Can the PST win 10 seats? It is not impossible. From what I have seen in TL and based on statistical data provided by and conversations with their activists, it seems that they have a very good chance of winning at least 3-6 seats. They have consolidated their base support in a number of areas. The parliamentary results cannot be automatically extrapolated from the presidential elections. While the stagnation trend for FRETILIN and the weak 1st round showing for TMR indicate that there is no clear leading force or personalities and that perhaps 40-50% of the vote is up for grabs, what happens in July will be now determined by what everybody actually does – how they campaign.

I think the most interesting thing to watch is how new, emerging forces – such as the PST – will campaign.

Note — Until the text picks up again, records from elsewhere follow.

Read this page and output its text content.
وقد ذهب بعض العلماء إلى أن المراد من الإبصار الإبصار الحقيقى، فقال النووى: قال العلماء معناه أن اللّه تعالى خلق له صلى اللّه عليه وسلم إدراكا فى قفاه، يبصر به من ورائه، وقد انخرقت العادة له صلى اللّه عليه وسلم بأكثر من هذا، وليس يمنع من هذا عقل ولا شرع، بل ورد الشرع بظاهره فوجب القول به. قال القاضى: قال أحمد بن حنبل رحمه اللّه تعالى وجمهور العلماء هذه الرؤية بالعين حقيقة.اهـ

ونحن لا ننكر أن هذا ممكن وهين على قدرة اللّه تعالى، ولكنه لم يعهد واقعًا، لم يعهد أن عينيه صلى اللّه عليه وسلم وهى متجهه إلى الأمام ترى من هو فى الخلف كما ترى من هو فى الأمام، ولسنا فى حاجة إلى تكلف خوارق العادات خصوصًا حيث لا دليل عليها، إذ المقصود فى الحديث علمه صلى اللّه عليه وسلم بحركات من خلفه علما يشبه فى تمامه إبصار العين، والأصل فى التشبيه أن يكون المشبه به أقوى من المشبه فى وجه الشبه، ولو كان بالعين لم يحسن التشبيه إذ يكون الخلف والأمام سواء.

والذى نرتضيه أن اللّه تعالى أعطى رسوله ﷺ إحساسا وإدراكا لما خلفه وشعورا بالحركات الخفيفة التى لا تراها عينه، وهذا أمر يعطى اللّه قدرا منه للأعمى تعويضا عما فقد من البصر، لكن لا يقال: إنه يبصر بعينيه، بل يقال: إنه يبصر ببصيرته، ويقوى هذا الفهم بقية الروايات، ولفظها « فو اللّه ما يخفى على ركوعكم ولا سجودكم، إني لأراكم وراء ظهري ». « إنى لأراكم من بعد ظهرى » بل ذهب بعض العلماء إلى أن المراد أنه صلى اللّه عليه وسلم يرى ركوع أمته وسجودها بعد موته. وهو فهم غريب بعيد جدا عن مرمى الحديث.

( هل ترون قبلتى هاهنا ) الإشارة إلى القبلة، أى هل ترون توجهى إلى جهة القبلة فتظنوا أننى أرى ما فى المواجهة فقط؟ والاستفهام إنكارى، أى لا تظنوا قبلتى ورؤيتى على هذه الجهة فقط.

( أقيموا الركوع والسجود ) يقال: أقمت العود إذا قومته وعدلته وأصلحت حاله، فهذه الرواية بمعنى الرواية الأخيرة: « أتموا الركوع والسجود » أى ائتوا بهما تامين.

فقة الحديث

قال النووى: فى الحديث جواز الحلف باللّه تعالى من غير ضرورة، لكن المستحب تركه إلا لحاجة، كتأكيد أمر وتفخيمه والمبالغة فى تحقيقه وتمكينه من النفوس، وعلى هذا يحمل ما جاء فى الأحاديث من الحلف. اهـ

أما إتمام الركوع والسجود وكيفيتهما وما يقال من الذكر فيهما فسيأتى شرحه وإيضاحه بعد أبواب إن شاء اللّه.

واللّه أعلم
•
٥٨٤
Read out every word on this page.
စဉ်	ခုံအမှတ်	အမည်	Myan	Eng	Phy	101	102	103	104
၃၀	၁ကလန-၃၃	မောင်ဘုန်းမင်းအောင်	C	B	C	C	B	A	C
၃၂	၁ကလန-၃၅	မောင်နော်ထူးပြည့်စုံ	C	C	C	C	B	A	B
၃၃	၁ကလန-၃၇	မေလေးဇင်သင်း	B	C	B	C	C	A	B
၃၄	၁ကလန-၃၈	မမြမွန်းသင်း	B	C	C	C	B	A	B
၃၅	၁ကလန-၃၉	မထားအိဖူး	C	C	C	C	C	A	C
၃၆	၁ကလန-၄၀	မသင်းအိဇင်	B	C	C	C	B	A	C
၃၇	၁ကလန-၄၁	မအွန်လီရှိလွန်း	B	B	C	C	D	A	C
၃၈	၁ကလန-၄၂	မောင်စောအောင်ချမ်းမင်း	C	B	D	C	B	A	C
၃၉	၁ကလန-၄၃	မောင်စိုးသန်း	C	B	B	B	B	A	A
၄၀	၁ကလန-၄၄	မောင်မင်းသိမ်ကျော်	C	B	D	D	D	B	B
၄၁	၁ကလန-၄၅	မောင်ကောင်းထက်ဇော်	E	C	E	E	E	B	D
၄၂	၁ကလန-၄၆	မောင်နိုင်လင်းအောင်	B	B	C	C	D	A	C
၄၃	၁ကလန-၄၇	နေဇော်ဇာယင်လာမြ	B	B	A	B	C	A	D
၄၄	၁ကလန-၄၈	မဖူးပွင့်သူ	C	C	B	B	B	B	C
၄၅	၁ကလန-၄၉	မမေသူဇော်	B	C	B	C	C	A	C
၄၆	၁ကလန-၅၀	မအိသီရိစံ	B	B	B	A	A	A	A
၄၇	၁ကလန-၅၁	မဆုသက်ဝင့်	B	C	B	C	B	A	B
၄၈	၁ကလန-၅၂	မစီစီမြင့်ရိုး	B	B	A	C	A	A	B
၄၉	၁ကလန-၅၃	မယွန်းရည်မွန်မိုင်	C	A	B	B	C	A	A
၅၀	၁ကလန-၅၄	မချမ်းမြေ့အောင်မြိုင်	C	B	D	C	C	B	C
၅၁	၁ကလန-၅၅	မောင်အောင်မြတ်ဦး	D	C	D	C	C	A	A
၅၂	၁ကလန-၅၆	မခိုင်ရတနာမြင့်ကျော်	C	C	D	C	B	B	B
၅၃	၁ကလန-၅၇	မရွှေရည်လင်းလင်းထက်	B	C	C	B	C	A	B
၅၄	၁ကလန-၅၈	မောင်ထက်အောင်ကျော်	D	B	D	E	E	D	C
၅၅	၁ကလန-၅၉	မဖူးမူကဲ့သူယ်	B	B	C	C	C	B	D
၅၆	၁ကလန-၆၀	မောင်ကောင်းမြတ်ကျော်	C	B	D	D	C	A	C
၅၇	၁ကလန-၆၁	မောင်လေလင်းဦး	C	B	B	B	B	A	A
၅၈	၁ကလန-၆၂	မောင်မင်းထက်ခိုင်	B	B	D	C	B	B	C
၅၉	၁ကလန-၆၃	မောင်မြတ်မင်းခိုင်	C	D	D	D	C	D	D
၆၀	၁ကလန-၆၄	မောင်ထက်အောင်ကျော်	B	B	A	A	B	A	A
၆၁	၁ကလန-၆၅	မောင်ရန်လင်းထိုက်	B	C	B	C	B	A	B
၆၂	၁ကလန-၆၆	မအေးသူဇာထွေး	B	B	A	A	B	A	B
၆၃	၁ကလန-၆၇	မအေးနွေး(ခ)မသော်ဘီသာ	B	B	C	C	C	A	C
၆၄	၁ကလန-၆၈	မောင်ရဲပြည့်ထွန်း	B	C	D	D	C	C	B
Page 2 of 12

Talking to PST activists and from visits, it is clear that the PST is strong in: Atabae, the sucos of HATAS, Rairobo, Sanirin, Leolima and Leohitu; in Manatuto, Kairui, Bathara, Sananain; in Ermera, Estado, Mertutu, Raimerhei, Ponilala, Samara, Katrai Kraik, Katrai Leten, Leggimea, Mau Ubo, Lisapat, Lauana, Humboe, Batumanu, Koliati, Hatulia Vila, Manusae, and others; in Viqueque, Waguia ( but in Waguia, Lu Olo won, while Taur got 190 votes) , Bahatata, Laline, Ahiki, Ira Bin de Cima, Ira Bin de Baixo; Ainaro, Edi, Manetu, Aituto, Manelobas,; in Same, Aitnua, Mindelo, Foholau, Beremana, Liu Rai, Orana. PST has its base committees in nearly 100 Sucos. In those one hundred sucos, Taur won a large majority of votes, in some cases 90%.